Now that we know how the tenant communicates with a cloud, where are the entry points for each aspect of the cloud? Figure 3, Cloud Entry Points, outlines where each SaaS, PaaS, and IaaS enter the cloud. Each have their own unique entry points regardless of the Portal in use.

Figure 3: Entry into the Cloud

The SaaS entry point is the Application in use, usually load balanced across many virtual machines. PaaS enters the cloud at the operating system or perhaps an application like an integrated development environment such as Eclipse. Which means the PaaS more resembles a SaaS for development purposes. The PaaS entry point could also be the Desktop as a Service entry point. The most interesting entry point is that for IaaS, usually a private cloud construct, but its entry point is most likely either directly into the management layer or a separate portal that interacts directly with the management layer. All in all, when you use a cloud, each layer has a different set of entry points unrelated to how the tenant manages the cloud.

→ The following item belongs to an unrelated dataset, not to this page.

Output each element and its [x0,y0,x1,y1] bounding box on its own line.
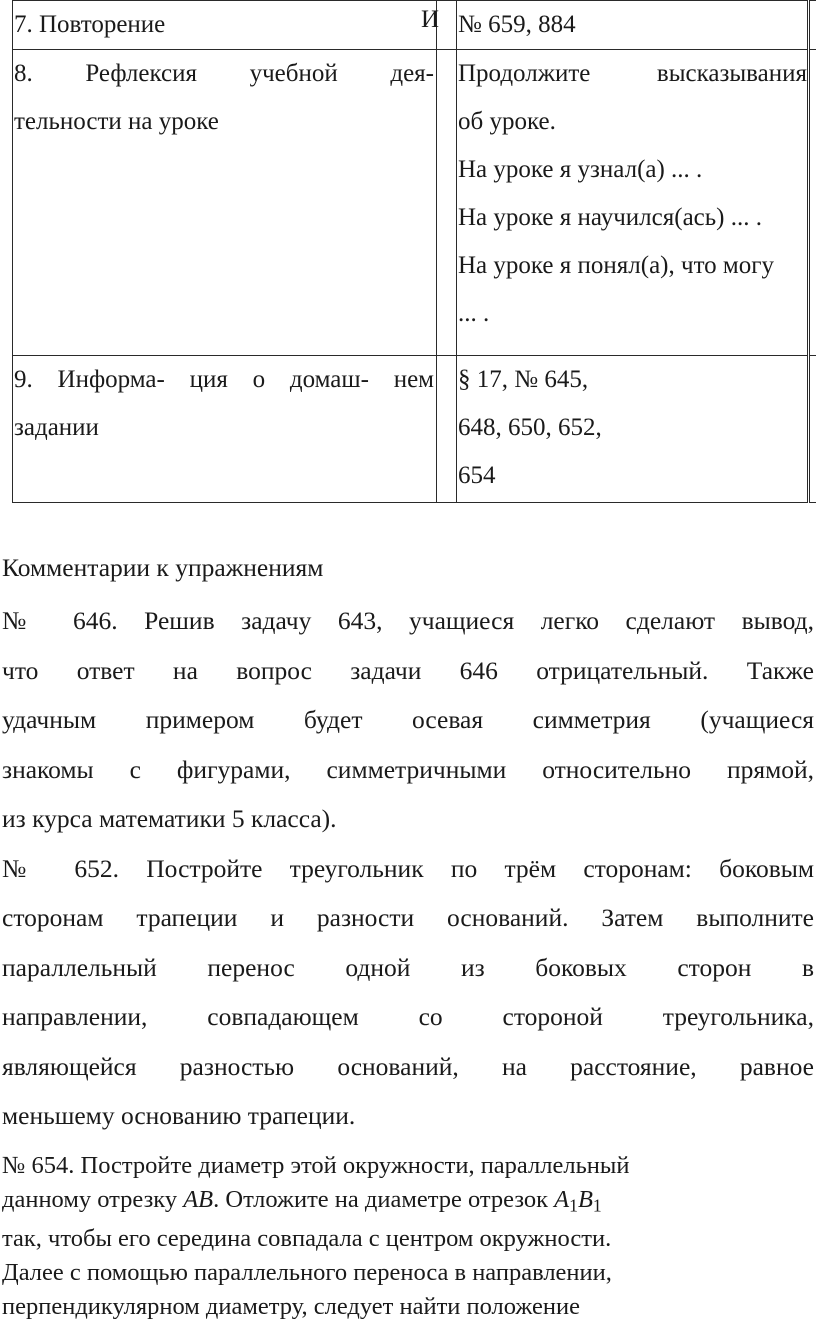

The threat vectors for the cloud are at each one of these layers, plus a few more. Figure 4, Threat Vectors, lists out the threats at each layer of the stack and yes, every layer of the stack has its own threat vectors. But what comprises these attacks?

Figure 4: Threat Vectors

Many of these attacks are possible due to misconfiguration within the underlying layers. For example, vSwitch attacks could be due to misconfigured vSwitches, VMs on the wrong vSwitch, and other such configuration issues. Many attacks above the hypervisor layers are known attacks against operating systems and applications such as SSL MiTM attacks, Windows or Linux OS attacks, well known daemon attacks, etc. The list is endless for these layers.

The new layer however is the portal or tenant management layer and it has nearly the same threats as those for the Saas, PaaS, and Application layers. The Hypervisor layer is the one that many people feel is the most at risk and its threats really come from the management layer. VM Escape is one risk that keeps on popping up as an issue. I will discuss this in another article as it deserves a full explanation. However, needless to say, not many of these escapes produce results within type 1 hypervisors, yet nearly all do within type 2 hypervisors.

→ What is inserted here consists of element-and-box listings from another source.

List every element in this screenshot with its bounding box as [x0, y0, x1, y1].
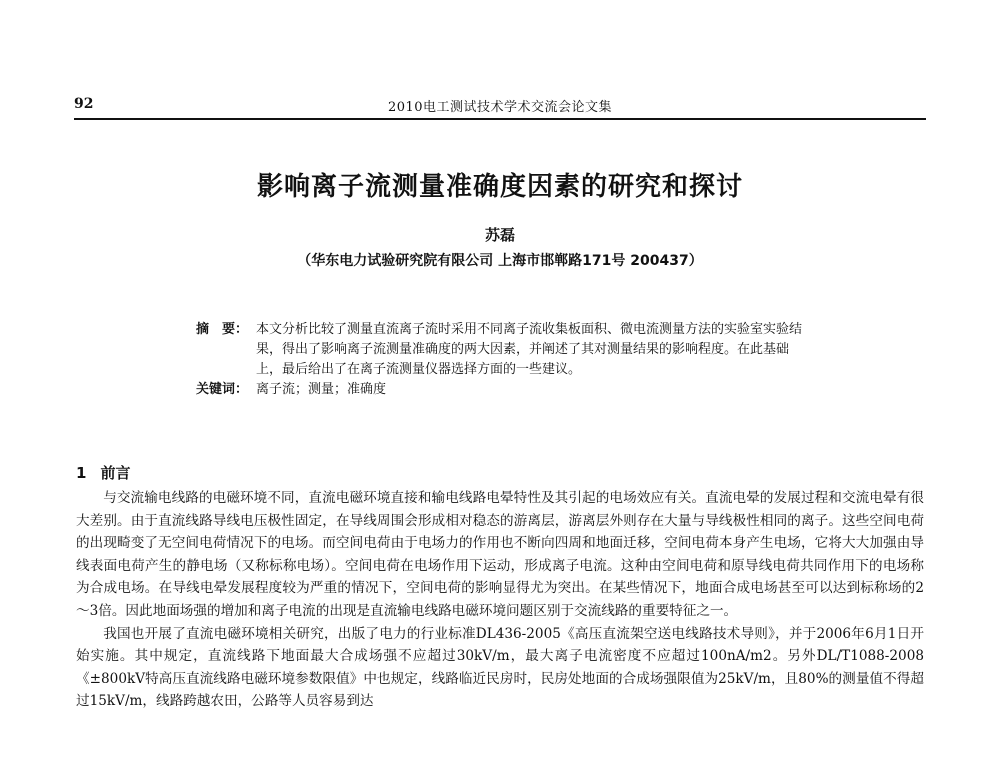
abstract-label: 摘 要：: [196, 322, 249, 337]
body-paragraph: 我国也开展了直流电磁环境相关研究，出版了电力的行业标准DL436-2005《高压直流架空送电线路技术导则》，并于2006年6月1日开始实施。其中规定，直流线路下地面最大合成场强不应超过30kV/m，最大离子电流密度不应超过100nA/m2。另外DL/T1088-2008《±800kV特高压直流线路电磁环境参数限值》中也规定，线路临近民房时，民房处地面的合成场强限值为25kV/m，且80%的测量值不得超过15kV/m，线路跨越农田，公路等人员容易到达: [76, 625, 924, 710]
author-name: 苏磊: [484, 226, 515, 244]
abstract-row: [196, 320, 806, 380]
section-body: [76, 487, 924, 713]
body-paragraph: 与交流输电线路的电磁环境不同，直流电磁环境直接和输电线路电晕特性及其引起的电场效应有关。直流电晕的发展过程和交流电晕有很大差别。由于直流线路导线电压极性固定，在导线周围会形成相对稳态的游离层，游离层外则存在大量与导线极性相同的离子。这些空间电荷的出现畸变了无空间电荷情况下的电场。而空间电荷由于电场力的作用也不断向四周和地面迁移，空间电荷本身产生电场，它将大大加强由导线表面电荷产生的静电场（又称标称电场）。空间电荷在电场作用下运动，形成离子电流。这种由空间电荷和原导线电荷共同作用下的电场称为合成电场。在导线电晕发展程度较为严重的情况下，空间电荷的影响显得尤为突出。在某些情况下，地面合成电场甚至可以达到标称场的2～3倍。因此地面场强的增加和离子电流的出现是直流输电线路电磁环境问题区别于交流线路的重要特征之一。: [76, 490, 924, 619]
section-title: 前言: [100, 464, 131, 482]
keywords-row: [196, 380, 806, 400]
journal-title: 2010电工测试技术学术交流会论文集: [387, 100, 613, 115]
running-header: [74, 94, 926, 120]
keywords-label: 关键词：: [196, 382, 249, 397]
author-affiliation: （华东电力试验研究院有限公司 上海市邯郸路171号 200437）: [297, 253, 703, 269]
keywords-text: 离子流；测量；准确度: [256, 382, 387, 397]
abstract-text: 本文分析比较了测量直流离子流时采用不同离子流收集板面积、微电流测量方法的实验室实验结果，得出了影响离子流测量准确度的两大因素，并阐述了其对测量结果的影响程度。在此基础上，最后给出了在离子流测量仪器选择方面的一些建议。: [256, 322, 803, 377]
paper-title: 影响离子流测量准确度因素的研究和探讨: [256, 172, 743, 202]
page-number: 92: [74, 96, 94, 112]
section-heading: [76, 462, 130, 483]
section-number: 1: [76, 464, 87, 482]
abstract-block: [196, 320, 806, 400]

The last piece of the threat analysis is a discussion about secure multi-tenancy. Figure 5, Secure Multi-Tenancy Threat Vectors, shows two more threat vectors of the cloud stack. These vectors are the Cloud Administrator who has access to Tenant Data and the Service Catalog used by the Tenant Portal and the Virtualization Administrator who has access to the Hypervisor and therefore access to virtual disks, memory, networking, and virtual CPUs.

Figure 5: Secure Multi-Tenancy Threat Vectors

Are all these threats real? Yes they are. Some claim that in order to perpetrate an attack you have to be so far into the system that the attack would fail before it begins. Do not count on this being the case, there are at least 6 external avenues into any cloud environment (Tenant Portal, SaaS, PaaS, IaaS, Physical, Social). Which an attacker will use is unknown. It is very important that every virtual and cloud environment impose the proper mitigation for all these attacks. This includes all aspects of security: availability, confidentiality, and integrity. Note that while clouds and virtual environments usually need to be compliant to some regulatory compliance. Compliance does not imply secure, secure does not imply compliant.

But as we discussed within several Virtualization Security Podcasts, it is extremely difficult to audit a cloud environment as a tenant, but you do have control over your organizations virtual environments. Audit those for issues, bring in the proper tools to protect your investment as discussed within the whitepaper: End-to-End Virtualization Security.

Understanding the threats to the cloud and virtual environment layers is the first step to solving the problems.